A cluster computer performance predictor for memory scheduling

  • Authors:
  • Mónica Serrano;Julio Sahuquillo;Houcine Hassan;Salvador Petit;José Duato

  • Affiliations:
  • Department of Computer Engineering, Universidad Politécnica de Valencia, Valencia, Spain;Department of Computer Engineering, Universidad Politécnica de Valencia, Valencia, Spain;Department of Computer Engineering, Universidad Politécnica de Valencia, Valencia, Spain;Department of Computer Engineering, Universidad Politécnica de Valencia, Valencia, Spain;Department of Computer Engineering, Universidad Politécnica de Valencia, Valencia, Spain

  • Venue:
  • ICA3PP'11 Proceedings of the 11th international conference on Algorithms and architectures for parallel processing - Volume Part II
  • Year:
  • 2011

Quantified Score

Hi-index 0.00

Visualization

Abstract

Remote Memory Access (RMA) hardware allow a given motherboard in a cluster to directly access the memory installed in a remote motherboard of the same cluster.

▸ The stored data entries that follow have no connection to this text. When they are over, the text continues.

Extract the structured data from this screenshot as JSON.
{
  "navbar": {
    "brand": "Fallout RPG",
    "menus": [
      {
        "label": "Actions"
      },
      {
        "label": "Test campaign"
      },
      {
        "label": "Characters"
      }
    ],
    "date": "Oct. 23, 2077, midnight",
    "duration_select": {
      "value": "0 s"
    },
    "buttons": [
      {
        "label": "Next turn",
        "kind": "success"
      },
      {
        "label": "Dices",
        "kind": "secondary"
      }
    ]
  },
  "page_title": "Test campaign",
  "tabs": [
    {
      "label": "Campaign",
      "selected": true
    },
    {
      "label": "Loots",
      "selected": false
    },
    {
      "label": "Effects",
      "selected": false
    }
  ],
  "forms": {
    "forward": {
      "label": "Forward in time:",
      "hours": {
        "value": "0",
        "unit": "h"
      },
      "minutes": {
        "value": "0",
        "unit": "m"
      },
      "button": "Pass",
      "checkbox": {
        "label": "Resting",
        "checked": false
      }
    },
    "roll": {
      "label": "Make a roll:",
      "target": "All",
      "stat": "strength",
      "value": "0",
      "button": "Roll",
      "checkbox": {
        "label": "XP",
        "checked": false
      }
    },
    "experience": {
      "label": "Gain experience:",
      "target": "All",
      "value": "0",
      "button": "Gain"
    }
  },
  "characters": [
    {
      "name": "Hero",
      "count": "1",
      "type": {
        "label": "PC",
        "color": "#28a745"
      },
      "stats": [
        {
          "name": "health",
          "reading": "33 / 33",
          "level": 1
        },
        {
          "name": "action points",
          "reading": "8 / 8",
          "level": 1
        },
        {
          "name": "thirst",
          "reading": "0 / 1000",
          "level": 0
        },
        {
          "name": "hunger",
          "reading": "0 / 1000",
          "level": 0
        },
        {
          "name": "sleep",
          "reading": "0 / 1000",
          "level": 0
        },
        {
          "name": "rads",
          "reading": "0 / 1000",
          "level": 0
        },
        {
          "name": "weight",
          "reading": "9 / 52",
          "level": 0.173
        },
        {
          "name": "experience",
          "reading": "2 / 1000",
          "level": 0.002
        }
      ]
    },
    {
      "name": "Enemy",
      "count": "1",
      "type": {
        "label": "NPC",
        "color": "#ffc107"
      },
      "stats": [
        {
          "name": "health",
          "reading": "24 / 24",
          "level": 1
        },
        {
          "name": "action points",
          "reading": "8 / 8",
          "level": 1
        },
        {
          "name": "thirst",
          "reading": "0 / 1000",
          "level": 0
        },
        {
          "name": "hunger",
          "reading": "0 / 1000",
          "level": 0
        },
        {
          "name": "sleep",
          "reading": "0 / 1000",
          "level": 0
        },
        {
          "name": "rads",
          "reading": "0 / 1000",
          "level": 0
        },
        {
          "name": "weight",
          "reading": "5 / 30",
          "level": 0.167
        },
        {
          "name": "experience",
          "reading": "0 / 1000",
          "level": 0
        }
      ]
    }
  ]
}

In recent works, this characteristic has been used to extend the addressable memory space of selected motherboards, which enable a better balance of main memory resources among cluster applications. This way is much more cost-effective than than implementing a full-fledged shared memory system. In this context, the memory scheduler is in charge of finding a suitable distribution of local and remote memory that maximizes the performance and guarantees a minimum QoS among the applications. Note that since changing the memory distribution is a slow process involving several motherboards, the memory scheduler needs to make sure that the target distribution provides better performance than the current one. In this paper, a performance predictor is designed in order to find the best memory distribution for a given set of applications executing in a cluster motherboard. The predictor uses simple hardware counters to estimate the expected impact on performance of the different memory distributions. The hardware counters provide the predictor with the information about the time spent in processor, memory access and network. The performance model used by the predictor has been validated in a detailed microarchitectural simulator using real benchmarks. Results show that the prediction accuracy never deviates more than 5% compared to the real results, being less than 0.5% in most of the cases.